The bishop looked round the silent killing ground, obviously satisfied at the way in which his words seemed to have grabbed the attention of all those present, and he repeated, softly and slowly:
‘Come in, Sebastian… Your time is up!’
FOURTEEN
Bognor had never previously thought of the Lord His God as a fairground attendant, nor as the man in charge of pleasure boats on an artificial lake. He was, however, open to new thoughts, and this one pleased him. He rolled it around his mind as if it were a toy that he had just unwrapped. He tasted it, as if it were an interesting wine to savour, or the first in a packet of Tim Tams or Cherry Ripes; an opportunity to decide once and for all whether Marmite was better than Vegemite. He considered Sebastian a Vegemite sort of priest – bland, all-things-to-all-men, not spikey and sharp like Marmite. He liked people to be Marmites. Difficult presences. The Reverend Sebastian had been a Vegemite in life, bearing the imprint of the last person to whom he had spoken. A true Marmite would have resisted and been a constantly awkward customer. It was only in death that Sebastian had become a Marmite.
‘Life,’ said the bishop, ‘goes on. Like the show. And my friend – our friend – Sebastian, would have wished it that way.’
Only a bishop, thought Simon. Having a pulpit enabled you to look down on other people, wearing ornate frocks and a purple vest gave you a spurious authority, a mitre raised your height and a crook was a staff to lean on, as well as a club with which to beat.

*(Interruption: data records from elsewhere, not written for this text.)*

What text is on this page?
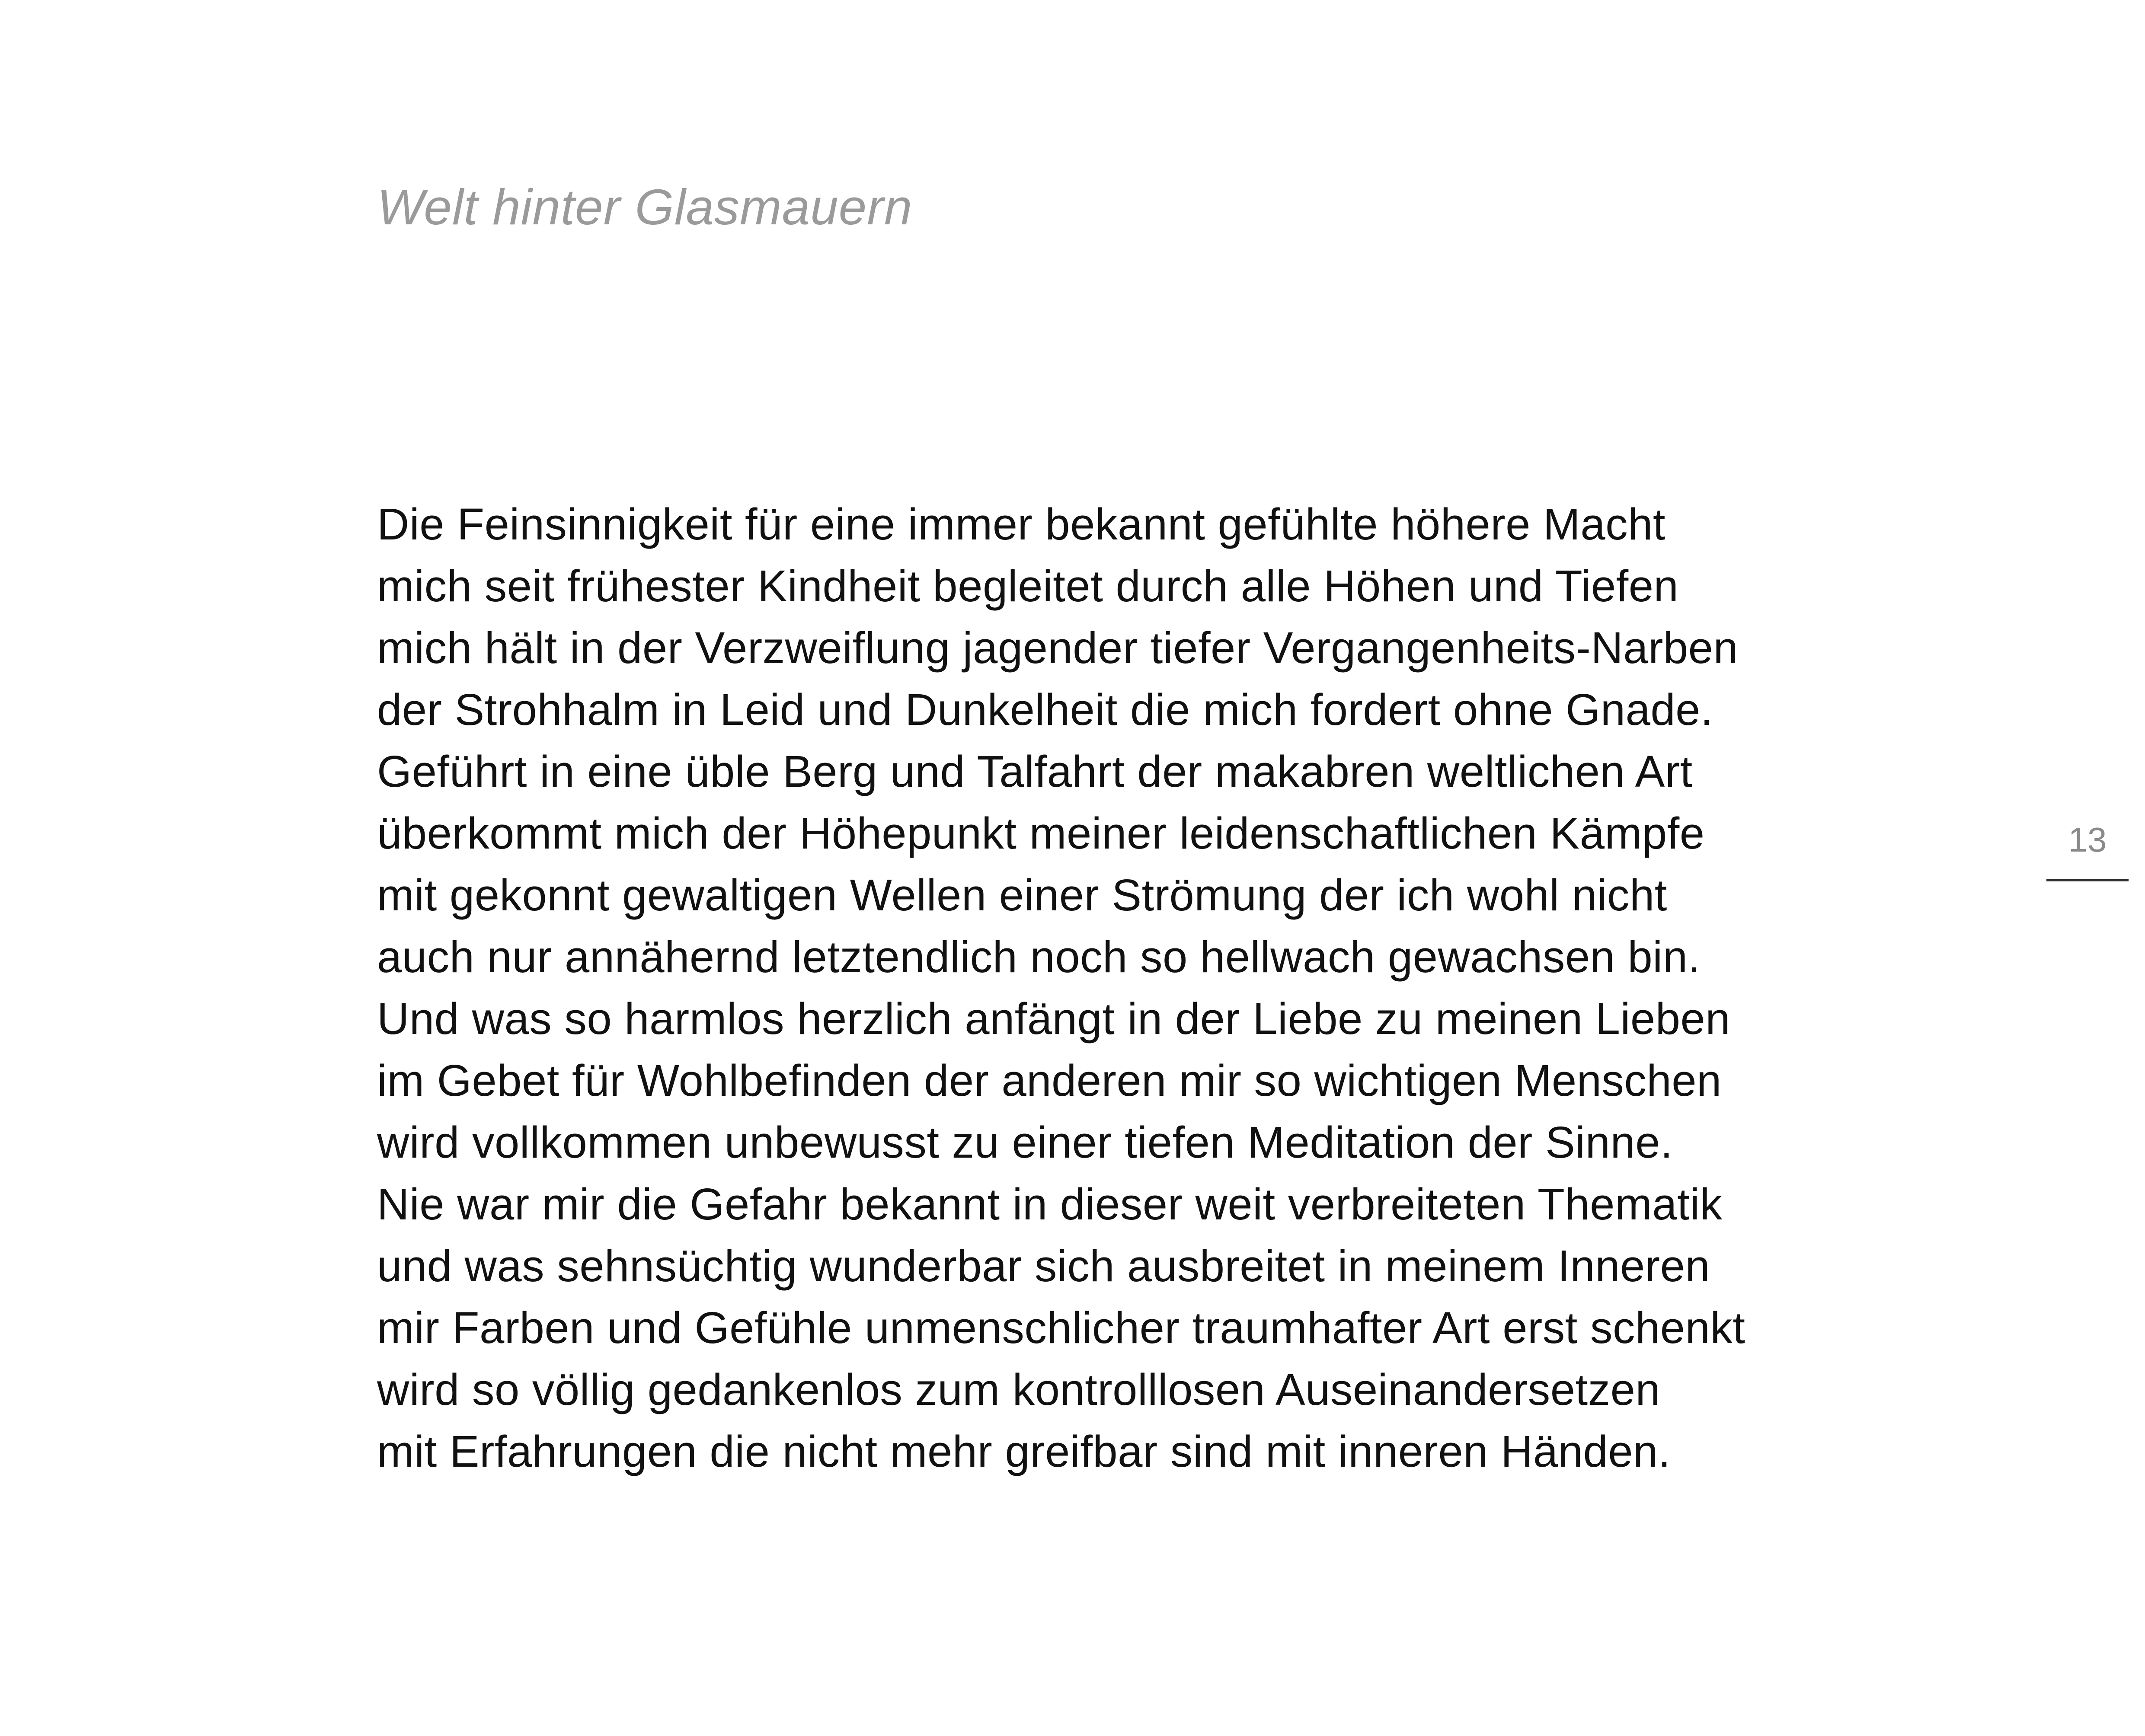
Welt hinter Glasmauern
Die Feinsinnigkeit für eine immer bekannt gefühlte höhere Macht
mich seit frühester Kindheit begleitet durch alle Höhen und Tiefen
mich hält in der Verzweiflung jagender tiefer Vergangenheits-Narben
der Strohhalm in Leid und Dunkelheit die mich fordert ohne Gnade.
Geführt in eine üble Berg und Talfahrt der makabren weltlichen Art
überkommt mich der Höhepunkt meiner leidenschaftlichen Kämpfe
mit gekonnt gewaltigen Wellen einer Strömung der ich wohl nicht
auch nur annähernd letztendlich noch so hellwach gewachsen bin.
Und was so harmlos herzlich anfängt in der Liebe zu meinen Lieben
im Gebet für Wohlbefinden der anderen mir so wichtigen Menschen
wird vollkommen unbewusst zu einer tiefen Meditation der Sinne.
Nie war mir die Gefahr bekannt in dieser weit verbreiteten Thematik
und was sehnsüchtig wunderbar sich ausbreitet in meinem Inneren
mir Farben und Gefühle unmenschlicher traumhafter Art erst schenkt
wird so völlig gedankenlos zum kontrolllosen Auseinandersetzen
mit Erfahrungen die nicht mehr greifbar sind mit inneren Händen.
13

If he, or any of his betes noires in government or public, had dared to utter such cliches, they would have been laughed at and scorned. A bishop, however, could get away with such banality.

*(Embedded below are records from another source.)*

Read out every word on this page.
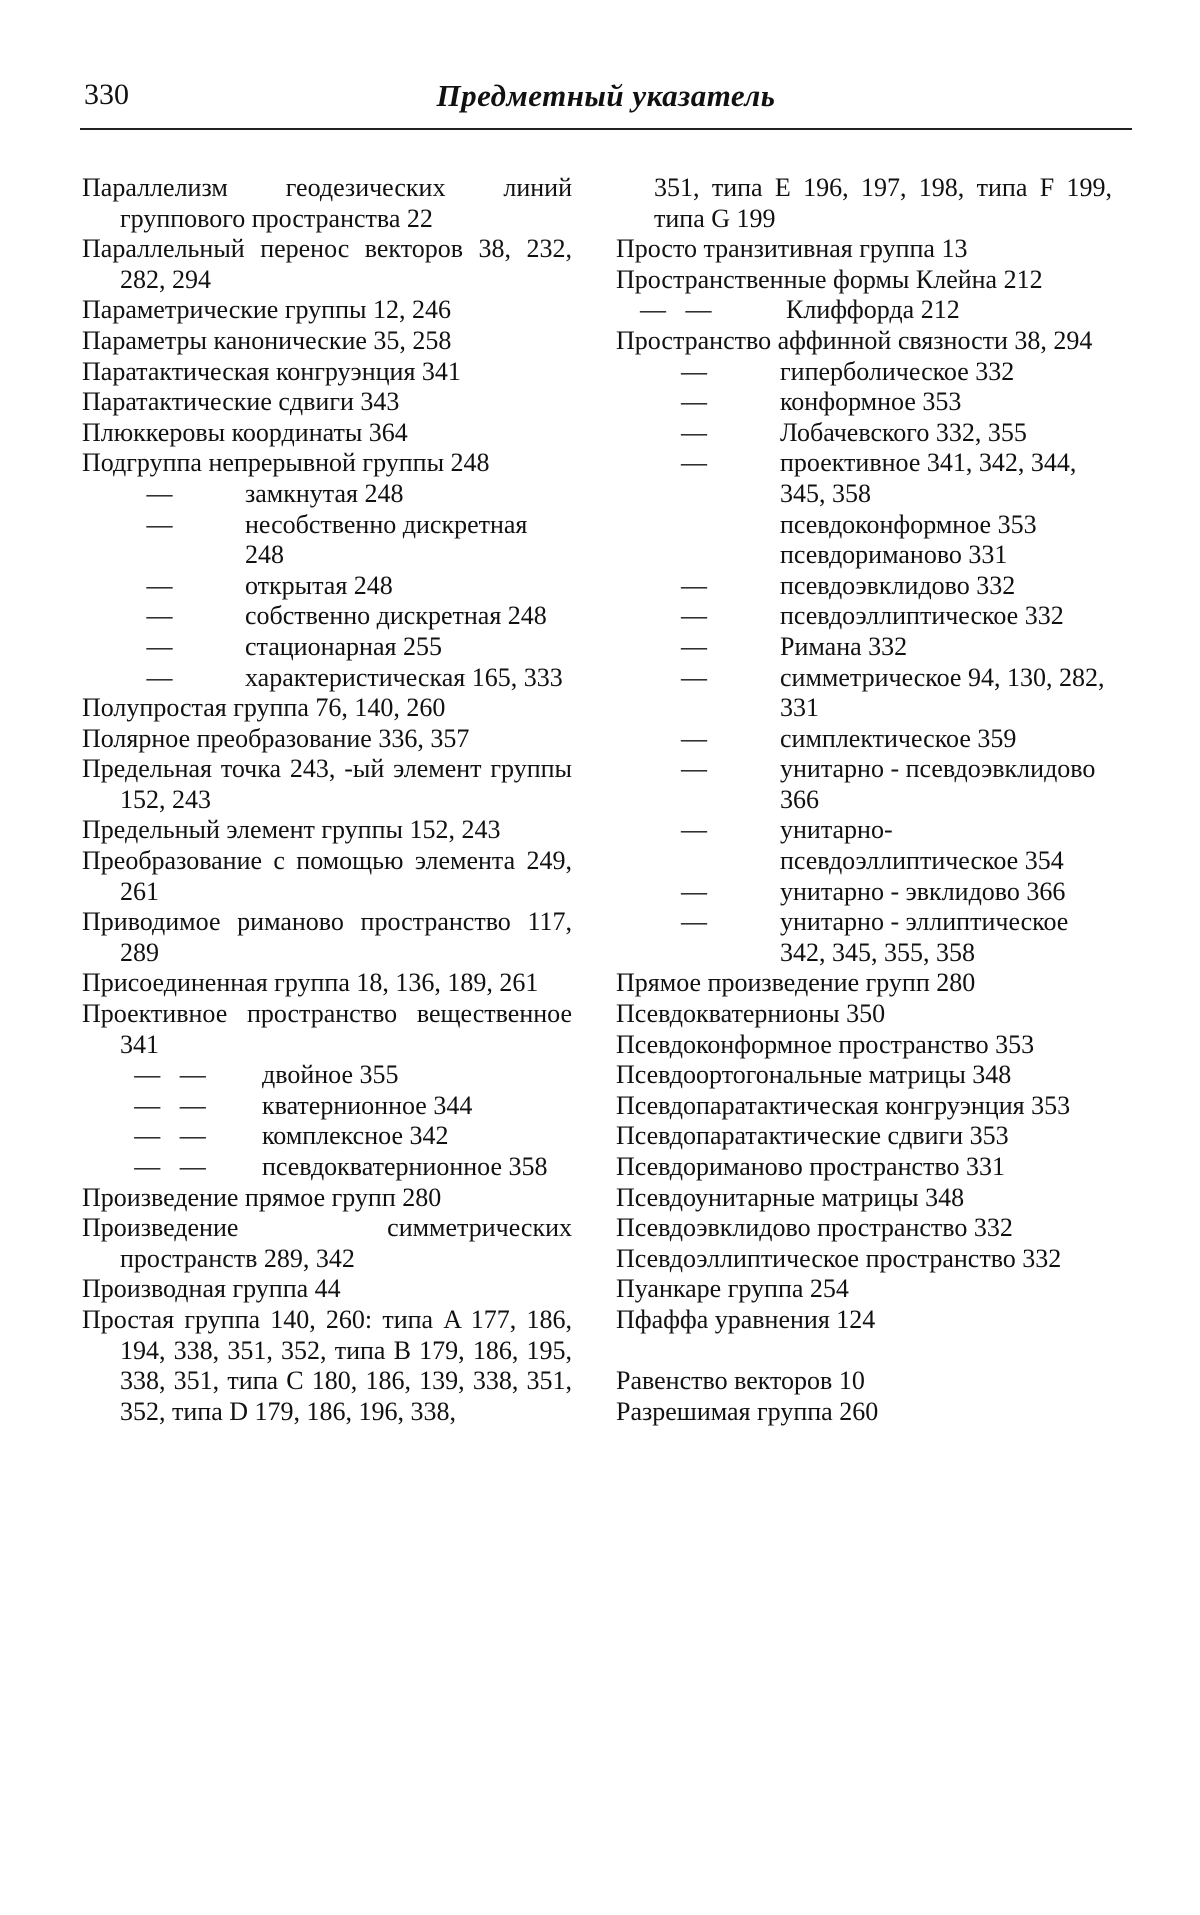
330	Предметный указатель
Параллелизм геодезических линий группового пространства 22
Параллельный перенос векторов 38, 232, 282, 294
Параметрические группы 12, 246
Параметры канонические 35, 258
Паратактическая конгруэнция 341
Паратактические сдвиги 343
Плюккеровы координаты 364
Подгруппа непрерывной группы 248
—	замкнутая 248
—	несобственно дискретная 248
—	открытая 248
—	собственно дискретная 248
—	стационарная 255
—	характеристическая 165, 333
Полупростая группа 76, 140, 260
Полярное преобразование 336, 357
Предельная точка 243, -ый элемент группы 152, 243
Предельный элемент группы 152, 243
Преобразование с помощью элемента 249, 261
Приводимое риманово пространство 117, 289
Присоединенная группа 18, 136, 189, 261
Проективное пространство вещественное 341
—   —	двойное 355
—   —	кватернионное 344
—   —	комплексное 342
—   —	псевдокватернионное 358
Произведение прямое групп 280
Произведение симметрических пространств 289, 342
Производная группа 44
Простая группа 140, 260: типа A 177, 186, 194, 338, 351, 352, типа B 179, 186, 195, 338, 351, типа C 180, 186, 139, 338, 351, 352, типа D 179, 186, 196, 338,
351, типа E 196, 197, 198, типа F 199, типа G 199
Просто транзитивная группа 13
Пространственные формы Клейна 212
—   —	Клиффорда 212
Пространство аффинной связности 38, 294
—	гиперболическое 332
—	конформное 353
—	Лобачевского 332, 355
—	проективное 341, 342, 344, 345, 358
псевдоконформное 353
псевдориманово 331
—	псевдоэвклидово 332
—	псевдоэллиптическое 332
—	Римана 332
—	симметрическое 94, 130, 282, 331
—	симплектическое 359
—	унитарно - псевдоэвклидово 366
—	унитарно-псевдоэллиптическое 354
—	унитарно - эвклидово 366
—	унитарно - эллиптическое 342, 345, 355, 358
Прямое произведение групп 280
Псевдокватернионы 350
Псевдоконформное пространство 353
Псевдоортогональные матрицы 348
Псевдопаратактическая конгруэнция 353
Псевдопаратактические сдвиги 353
Псевдориманово пространство 331
Псевдоунитарные матрицы 348
Псевдоэвклидово пространство 332
Псевдоэллиптическое пространство 332
Пуанкаре группа 254
Пфаффа уравнения 124
Равенство векторов 10
Разрешимая группа 260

‘There are two lives here,’ he said from the pulpit, with all the authority of his vestments and his position. ‘The life temporal, fleeting and, perhaps even as the political theorist Thomas Hobbes would have us believe, “nasty, brutish, solitary and short”. And the life everlasting, which is a thing of beauty beyond our comprehension, for eternity is a concept we cannot comprehend.
‘Our friend, my friend, Sebastian, has departed the first of these lives. He has done so unexpectedly and, to our conventional way of thinking, before his time. The reason for, and the manner of his departure, have to be ascertained, for that is the law of this land in which we live. We are singularly fortunate in that we have in our midst one whose whole life has been concerned with such sudden unexpected comings and goings. I have known him for what passes on this Earth for quite a long time, even if, in the eyes of the Almighty, it is no more than a blinking of an eye. I am confident that our friend, my friend, Simon, will solve the matter of Sebastian’s sudden departure correctly, according to the laws of this our land, and that he will do so decorously, respectfully and without fuss.’